We know that $G(\lambda, T) = \ker (T-\lambda I)^{\dim V}$ (let $\dim V$ = n for simplicity). Also, we know that generalized eigenvectors corresponding to the eigenvalues $\lambda_1,...,\lambda_m$ are linearly independent. Using this, I was able to show that $G(\lambda_i,T) \bigcap G(\lambda_j,T) = \{0\}$ for $i\neq j$.
Now, it would suffice to show that $\sum_{k=1}^m \dim G(\lambda_k,T) = n$, right? Alternatively, we could also just show that if $0 = u_1 + u_2 + ... + u_m$ for $u_k \in G(\lambda_k,T)$, then $u_k = 0$ for all $k=1,2,...,m$. I'm not sure how to proceed, and would appreciate any hints.
In addition, I was able to show that each $G(\lambda_k,T)$ is $T$-invariant, and $(T-\lambda_k I)\vert_{G(\lambda_k,T)}$ is a nilpotent operator. I don't know if these will help.
P.S. I came across an inductive proof, that does induction on the dimension of $V$ - but I'm really looking for something direct and non-inductive as above, if possible. Thanks!
Let me denote the generalized eigenspace for $\lambda_k$ simply as $G_k$. You've shown that distinct generalized eigenspaces have trivial intersection, so to show that $V$ decomposes as a direct sum, it suffices to show that the sum of the generalized eignespaces span $V$, i.e., that every $\mathbf{v} \in V$ can be written as $$\mathbf{v} = \sum_{k=1}^m\mathbf{v}_k,\tag{1}$$ where $\mathbf{v}_k \in G_k$. One way of doing this is to use Bezout's identity.

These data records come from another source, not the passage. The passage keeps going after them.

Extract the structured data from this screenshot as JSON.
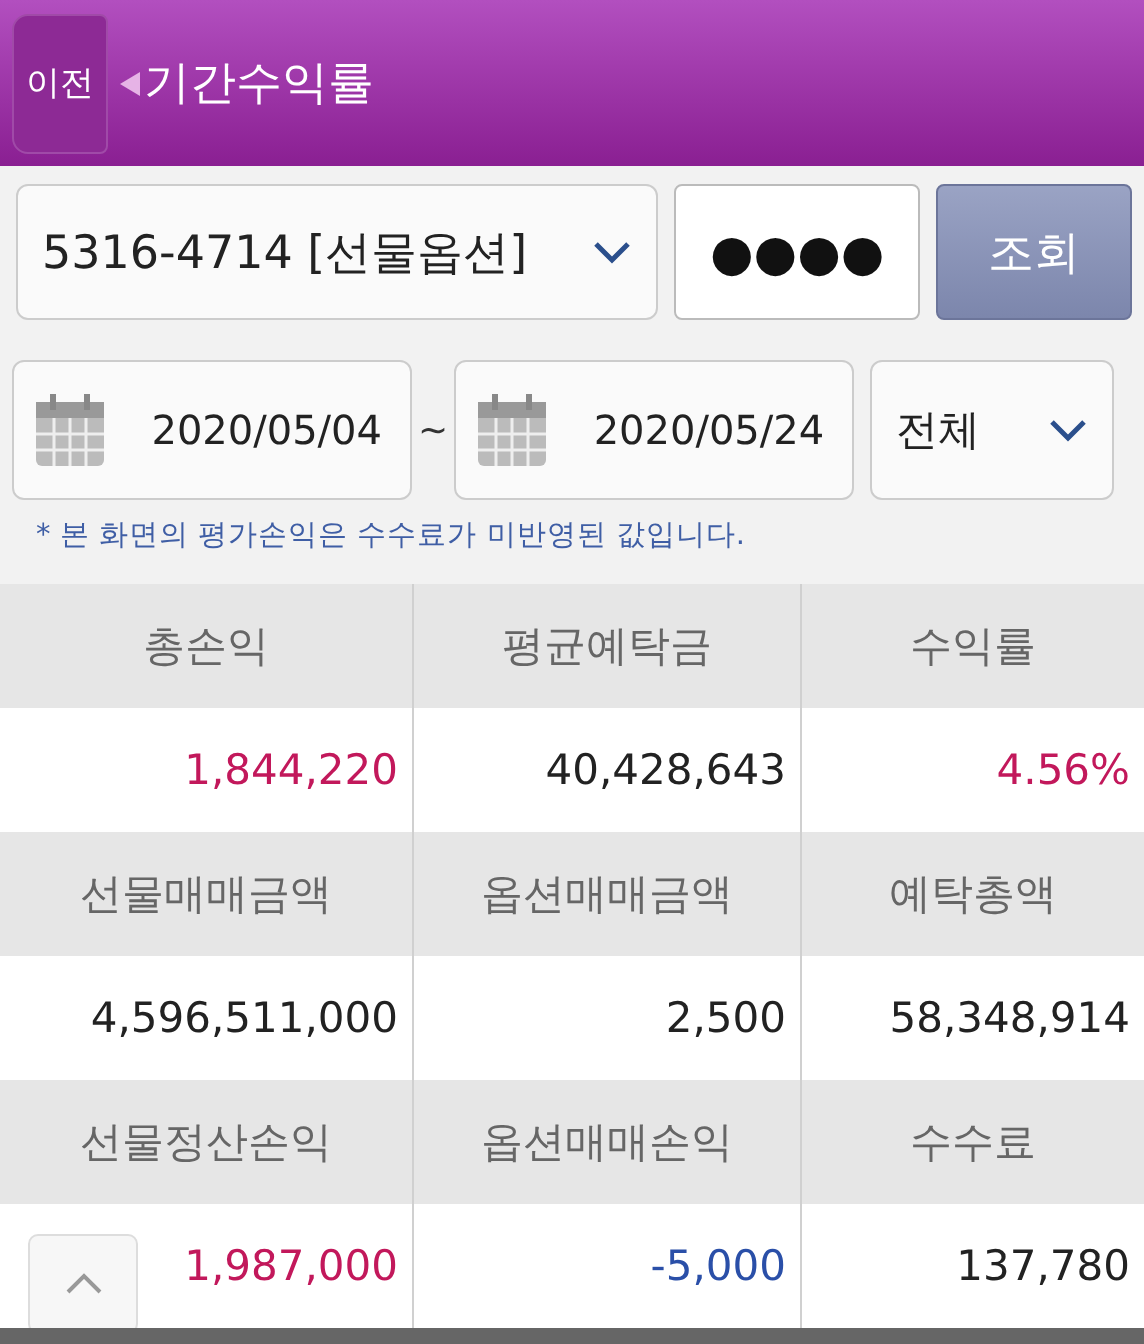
{
  "header": {
    "back": "이전",
    "title": "기간수익률"
  },
  "account": {
    "value": "5316-4714 [선물옵션]"
  },
  "password": {
    "value": "●●●●"
  },
  "query_button": "조회",
  "date_from": "2020/05/04",
  "separator": "~",
  "date_to": "2020/05/24",
  "filter": {
    "value": "전체"
  },
  "note": "* 본 화면의 평가손익은 수수료가 미반영된 값입니다.",
  "table": {
    "rows": [
      {
        "kind": "head",
        "cells": [
          {
            "text": "총손익"
          },
          {
            "text": "평균예탁금"
          },
          {
            "text": "수익률"
          }
        ]
      },
      {
        "kind": "value",
        "cells": [
          {
            "text": "1,844,220",
            "color": "#c2185b"
          },
          {
            "text": "40,428,643",
            "color": "#222222"
          },
          {
            "text": "4.56%",
            "color": "#c2185b"
          }
        ]
      },
      {
        "kind": "head",
        "cells": [
          {
            "text": "선물매매금액"
          },
          {
            "text": "옵션매매금액"
          },
          {
            "text": "예탁총액"
          }
        ]
      },
      {
        "kind": "value",
        "cells": [
          {
            "text": "4,596,511,000",
            "color": "#222222"
          },
          {
            "text": "2,500",
            "color": "#222222"
          },
          {
            "text": "58,348,914",
            "color": "#222222"
          }
        ]
      },
      {
        "kind": "head",
        "cells": [
          {
            "text": "선물정산손익"
          },
          {
            "text": "옵션매매손익"
          },
          {
            "text": "수수료"
          }
        ]
      },
      {
        "kind": "value",
        "cells": [
          {
            "text": "1,987,000",
            "color": "#c2185b"
          },
          {
            "text": "-5,000",
            "color": "#2a4fa8"
          },
          {
            "text": "137,780",
            "color": "#222222"
          }
        ]
      }
    ]
  }
}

Let $p(x)$ be the characteristic polynomial, factorized as $$p(x) = \prod_{k=1}^m (x-\lambda_k)^{a_k},$$ where $a_k$ denotes the algebraic multiplicities of each eigenvalue. For each $1 \le k \le m$, let $p_k$ denote the polynomial obtained from $p$ by dividing out the factor associated with $\lambda_k$, i.e., $$p_k(x) = \frac{p(x)}{(x-\lambda_k)^{a_k}}.$$ Let $F_k = \ker\left[(T-\lambda_k)^{a_k}\right]$. Then $F_k \subseteq G_k$. It will turn out that $F_k = G_k$, but we haven't shown this yet. We will obtain this fact automatically by showing that the $\mathbf{v}_k$ in equation $(1)$ can be taken to be elements of $F_k$.
Now, note that the collection of polynomials $\{p_k\}_{k=1}^m$ are collectively coprime. Therefore by Bezout's identity, there exists polynomials $\{f_k\}_{k=1}^m$ such that $$\sum_{k=1}^mf_kp_k = 1.$$ Evaluating at $T$, we get the operator equation $$\sum_{k=1}^mf_k(T)p_k(T) = I.$$ Now, let $\mathbf{v} \in V$ be arbitrary. Acting with the equation above on $\mathbf{v}$, we get $$\sum_{k=1}^m f_k(T)p_K(T)\mathbf{v} = \mathbf{v}.$$ Let $\mathbf{v}_k = f_k(T)p_K(T)\mathbf{v}$. I claim that $\mathbf{v}_k \in F_k$. Indeed, we have $$(T-\lambda_k)^{a_k}\mathbf{v}_k = f_k(T)p_k(T)(T-\lambda_k)^{a_k}\mathbf{v} = f_k(T)p(T)\mathbf{v} = \mathbf{0},$$ where the last equality follows from the Cayley-Hamilton theorem since $p(T) = 0$. Since $\mathbf{v}$ was arbitrary, it follows that $$F_1 + \cdots + F_m = V.$$ Moreover, since you've already shown that $G_k$ are independent, it follows that the $F_k$ are also independent, and we can upgrade the sum above to a direct sum $$F_1 \oplus \cdots \oplus F_m = V.$$ Finally, this also allows us to conclude that we must have $F_k = G_k$.